So seltsam es klingen mag, ich möchte an dieser Stelle zunächst mal dringend davon abraten, sich Rezensionen über den Film durchzulesen, bevor man sich das Ganze angeschaut hat. Das Risiko ist einfach zu groß, über irgendeine Art von Spoiler zu stolpern. Der Film funktioniert im Grunde nur, wenn man sich auf das Ganze komplett unbefangen und ahnungslos einlässt, ohne auch nur ansatzweise zu wissen, wohin die Reise geht. Über den eigentlichen Inhalt des Films schweige ich mich daher aus. Meine Empfehlung lautet, vorher lediglich die Filmbeschreibung auf der Rückseite der DVD zu lesen, welche - alles und nichts sagend - gerade so viel Einblick ins Geschehen gewährt wie nötig ist, um neugierig zu werden.

Zur Handlung kein Wort, zur Faszination des Ganzen dafür umso mehr! Was soll ich sagen, in diesem Film ist einfach ALLES stimmig und sinnig zugleich: jede Minute, jeder Moment, jede Geste, jede noch so unscheinbar daherkommende Kameraeinstellung. Alles! Vieles (zugegebenermaßen) erst in der Nachbetrachtung, die für mich einen Großteil des eigentlichen Vergnügens ausmachte! Erstaunlich, an was man sich alles erinnert, während man den Film noch einmal an seinem geistigen Auge vorüberziehen lässt, um Szenen aufzuarbeiten, die im Moment der Betrachtung bestenfalls geheimnisvoll, wenn nicht sogar belanglos erschienen. 

Wodurch dieser Film zum Meisterwerk wird? Ohne jeden Zweifel durch seine einzigartige Atmosphäre!
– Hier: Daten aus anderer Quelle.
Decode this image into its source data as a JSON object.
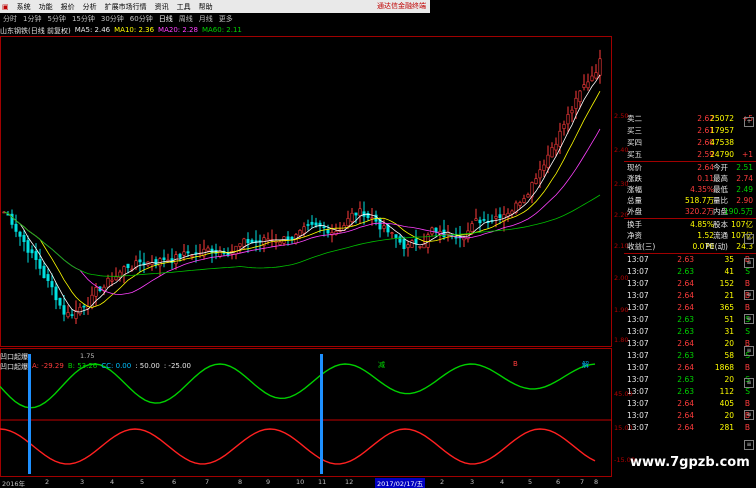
{
  "menu": {
    "items": [
      "系统",
      "功能",
      "报价",
      "分析",
      "扩展市场行情",
      "资讯",
      "工具",
      "帮助"
    ],
    "banner": "通达信金融终端"
  },
  "periods": [
    "分时",
    "1分钟",
    "5分钟",
    "15分钟",
    "30分钟",
    "60分钟",
    "日线",
    "周线",
    "月线",
    "更多"
  ],
  "main_info": {
    "stock": "山东钢铁(日线 前复权)",
    "ma5": "MA5: 2.46",
    "ma10": "MA10: 2.36",
    "ma20": "MA20: 2.28",
    "ma60": "MA60: 2.11"
  },
  "price_axis": [
    "2.50",
    "2.40",
    "2.30",
    "2.20",
    "2.10",
    "2.00",
    "1.90",
    "1.80"
  ],
  "low_label": "1.75",
  "sub_info": {
    "name": "凹口起爆",
    "a": "A: -29.29",
    "b": "B: 53.26",
    "cc": "CC: 0.00",
    "v50": ": 50.00",
    "vm25": ": -25.00"
  },
  "sub_axis": [
    "45.00",
    "15.00",
    "-15.00"
  ],
  "dates": [
    "2016年",
    "2",
    "3",
    "4",
    "5",
    "6",
    "7",
    "8",
    "9",
    "10",
    "11",
    "12",
    "2017/02/17/五",
    "2",
    "3",
    "4",
    "5",
    "6",
    "7",
    "8"
  ],
  "quote": {
    "asks": [
      {
        "label": "卖二",
        "price": "2.62",
        "vol": "25072",
        "chg": "+5"
      },
      {
        "label": "买三",
        "price": "2.61",
        "vol": "17957",
        "chg": ""
      },
      {
        "label": "买四",
        "price": "2.60",
        "vol": "47538",
        "chg": ""
      },
      {
        "label": "买五",
        "price": "2.59",
        "vol": "24790",
        "chg": "+1"
      }
    ],
    "stats": [
      {
        "l1": "现价",
        "v1": "2.64",
        "l2": "今开",
        "v2": "2.51"
      },
      {
        "l1": "涨跌",
        "v1": "0.11",
        "l2": "最高",
        "v2": "2.74"
      },
      {
        "l1": "涨幅",
        "v1": "4.35%",
        "l2": "最低",
        "v2": "2.49"
      },
      {
        "l1": "总量",
        "v1": "518.7万",
        "l2": "量比",
        "v2": "2.90"
      },
      {
        "l1": "外盘",
        "v1": "320.2万",
        "l2": "内盘",
        "v2": "190.5万"
      }
    ],
    "stats2": [
      {
        "l1": "换手",
        "v1": "4.85%",
        "l2": "股本",
        "v2": "107亿"
      },
      {
        "l1": "净资",
        "v1": "1.52",
        "l2": "流通",
        "v2": "107亿"
      },
      {
        "l1": "收益(三)",
        "v1": "0.070",
        "l2": "PE(动)",
        "v2": "24.3"
      }
    ],
    "ticks": [
      {
        "t": "13:07",
        "p": "2.63",
        "v": "35",
        "s": "B"
      },
      {
        "t": "13:07",
        "p": "2.63",
        "v": "41",
        "s": "S"
      },
      {
        "t": "13:07",
        "p": "2.64",
        "v": "152",
        "s": "B"
      },
      {
        "t": "13:07",
        "p": "2.64",
        "v": "21",
        "s": "B"
      },
      {
        "t": "13:07",
        "p": "2.64",
        "v": "365",
        "s": "B"
      },
      {
        "t": "13:07",
        "p": "2.63",
        "v": "51",
        "s": "S"
      },
      {
        "t": "13:07",
        "p": "2.63",
        "v": "31",
        "s": "S"
      },
      {
        "t": "13:07",
        "p": "2.64",
        "v": "20",
        "s": "B"
      },
      {
        "t": "13:07",
        "p": "2.63",
        "v": "58",
        "s": "S"
      },
      {
        "t": "13:07",
        "p": "2.64",
        "v": "1868",
        "s": "B"
      },
      {
        "t": "13:07",
        "p": "2.63",
        "v": "20",
        "s": "S"
      },
      {
        "t": "13:07",
        "p": "2.63",
        "v": "112",
        "s": "S"
      },
      {
        "t": "13:07",
        "p": "2.64",
        "v": "405",
        "s": "B"
      },
      {
        "t": "13:07",
        "p": "2.64",
        "v": "20",
        "s": "B"
      },
      {
        "t": "13:07",
        "p": "2.64",
        "v": "281",
        "s": "B"
      }
    ]
  },
  "watermark": "www.7gpzb.com",
  "markers": [
    "减",
    "B",
    "解"
  ]
}
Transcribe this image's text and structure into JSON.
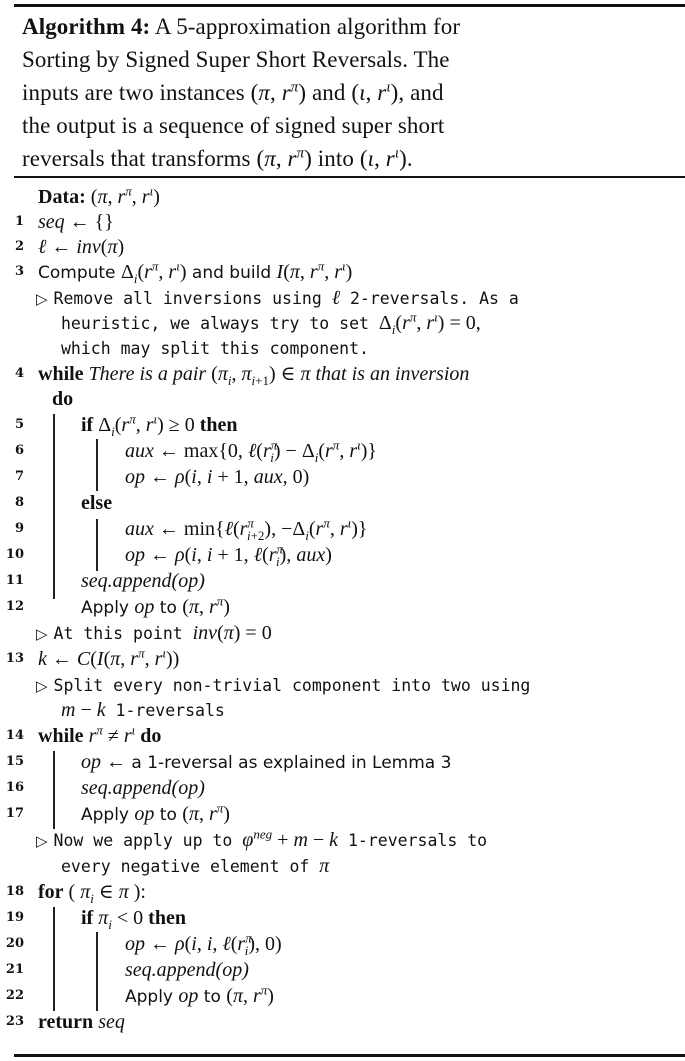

Spannung, Voyeurismus, Entsetzen... hier wird über die psychologische Schiene wirklich ALLES aufgefahren, was Auge und Herz eines wahren Filmliebhabers begehren! Dabei schleicht sich der Film wie eine Raubkatze an den Zuschauer heran, auf leisen, wirklich ganz leisen Sohlen, um ihn im späteren Verlauf geradezu anzuspringen! Tatsächlich trifft einen die Erkenntnis dann mit einer Wucht, dass einem zeitweise Angst und Bange wird!

Das Ganze ist so genial gemacht, dass mir schlichtweg die Worte fehlen, um punktgenau zu beschreiben, auf welcher Ebene dieser Film letztlich funktioniert. Fakt ist, mit zunehmender Dauer verleitet einen die Handlung automatisch dazu, in den Spiegel zu schauen, resp. tief in die Abgründe seiner eigenen Seele zu blicken. Der Mensch als Marionette seiner Urtriebe und Emotionen - unberechenbar, schwach, bemitleidenswert!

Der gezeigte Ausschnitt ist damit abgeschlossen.